Dans tous les cas, la confirmation supplémentaire des deux effets par le satellite Gravity Probe B est positive. En outre, le dépassement de nombreux problèmes technologiques et la compréhension des petits effets de la physique classique ont été importants pour les futures missions.

La précession géodésique des gyroscopes dans le plan de leur orbite correspond à l'effet provoqué par la précession anormale de Mercure.

Selon Wikipedia, la différence entre la précession géodésique ou effet de Sitter et précession Lense-Thirring –Drag ou cadre dragging– est que l'effet de Sitter est dû à la présence d'une masse centrale, tandis que la précession Lense-Thirring est due à la rotation de la masse centrale.

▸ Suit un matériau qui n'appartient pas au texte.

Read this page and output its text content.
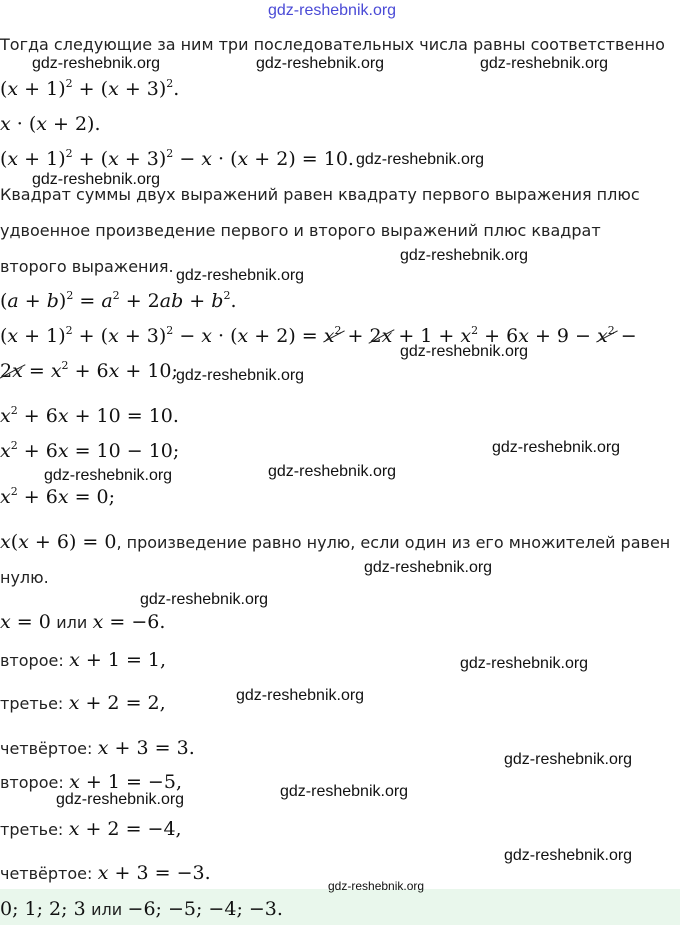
gdz-reshebnik.org
gdz-reshebnik.org	gdz-reshebnik.org	gdz-reshebnik.org
gdz-reshebnik.org
gdz-reshebnik.org
gdz-reshebnik.org
gdz-reshebnik.org
gdz-reshebnik.org
gdz-reshebnik.org
gdz-reshebnik.org
gdz-reshebnik.org	gdz-reshebnik.org
gdz-reshebnik.org
gdz-reshebnik.org
gdz-reshebnik.org
gdz-reshebnik.org
gdz-reshebnik.org
gdz-reshebnik.org
gdz-reshebnik.org
gdz-reshebnik.org
gdz-reshebnik.org
Тогда следующие за ним три последовательных числа равны соответственно
$(x + 1)^2 + (x + 3)^2$.
x · (x + 2).
$(x + 1)^2 + (x + 3)^2 - x \cdot (x + 2) = 10$.
Квадрат суммы двух выражений равен квадрату первого выражения плюс
удвоенное произведение первого и второго выражений плюс квадрат
второго выражения.
$(a + b)^2 = a^2 + 2ab + b^2$.
$(x + 1)^2 + (x + 3)^2 - x \cdot (x + 2) = x^2 + 2x + 1 + x^2 + 6x + 9 - x^2$ −
$2x = x^2 + 6x + 10$;
$x^2 + 6x + 10 = 10$.
$x^2 + 6x = 10 - 10$;
$x^2 + 6x = 0$;
x(x + 6) = 0, произведение равно нулю, если один из его множителей равен
нулю.
x = 0 или x = −6.
второе: x + 1 = 1,
третье: x + 2 = 2,
четвёртое: x + 3 = 3.
второе: x + 1 = −5,
третье: x + 2 = −4,
четвёртое: x + 3 = −3.
0; 1; 2; 3 или −6; −5; −4; −3.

L'effet Lense-Thirring est une prédiction de la Relativité Générale qui, selon Einstein, est liée au principe de Mach et implique le déplacement de la masse et de l'énergie électromagnétique par le champ de gravité. Einstein a ajouté que, compte tenu de son faible impact quantitatif, sa confirmation serait très difficile.

Pour mieux distinguer les deux effets, la sonde Gravity Probe B est placée sur une orbite polaire.

Il convient de noter qu'en 1920, Einstein n'a pas nié catégoriquement l'éther et a même déclaré que, dans son cas, l'espace-temps serait l'éther. Cependant, le principe de Mach semble assez opposé à la philosophie relativiste. En fait, la traînée lui-même de la masse par le champ gravitationnel n’est pas relativiste quand on considère que ne parle pas de courbure de l'espace-temps –déplacement par les lignes géodésiques– mais la masse en rampant pour quelque chose, et que quelque chose ressemble à un éther.

Cependant, les résultats de la sonde Gravity Probe B –voir image– sont présentés publiquement comme une confirmation supplémentaire de la Relativité Générale. Mais, comme nous le verrons plus loin, cette confirmation expérimentale soutient également la proposition non-relativiste de la Physique Globale.

Avant d'analyser la nature des effets confirmés par le satellite Gravity Probe B, rappelons-nous de la Physique Globale en ce qui concerne l'éther et le possible déplacement de la masse et de l'énergie.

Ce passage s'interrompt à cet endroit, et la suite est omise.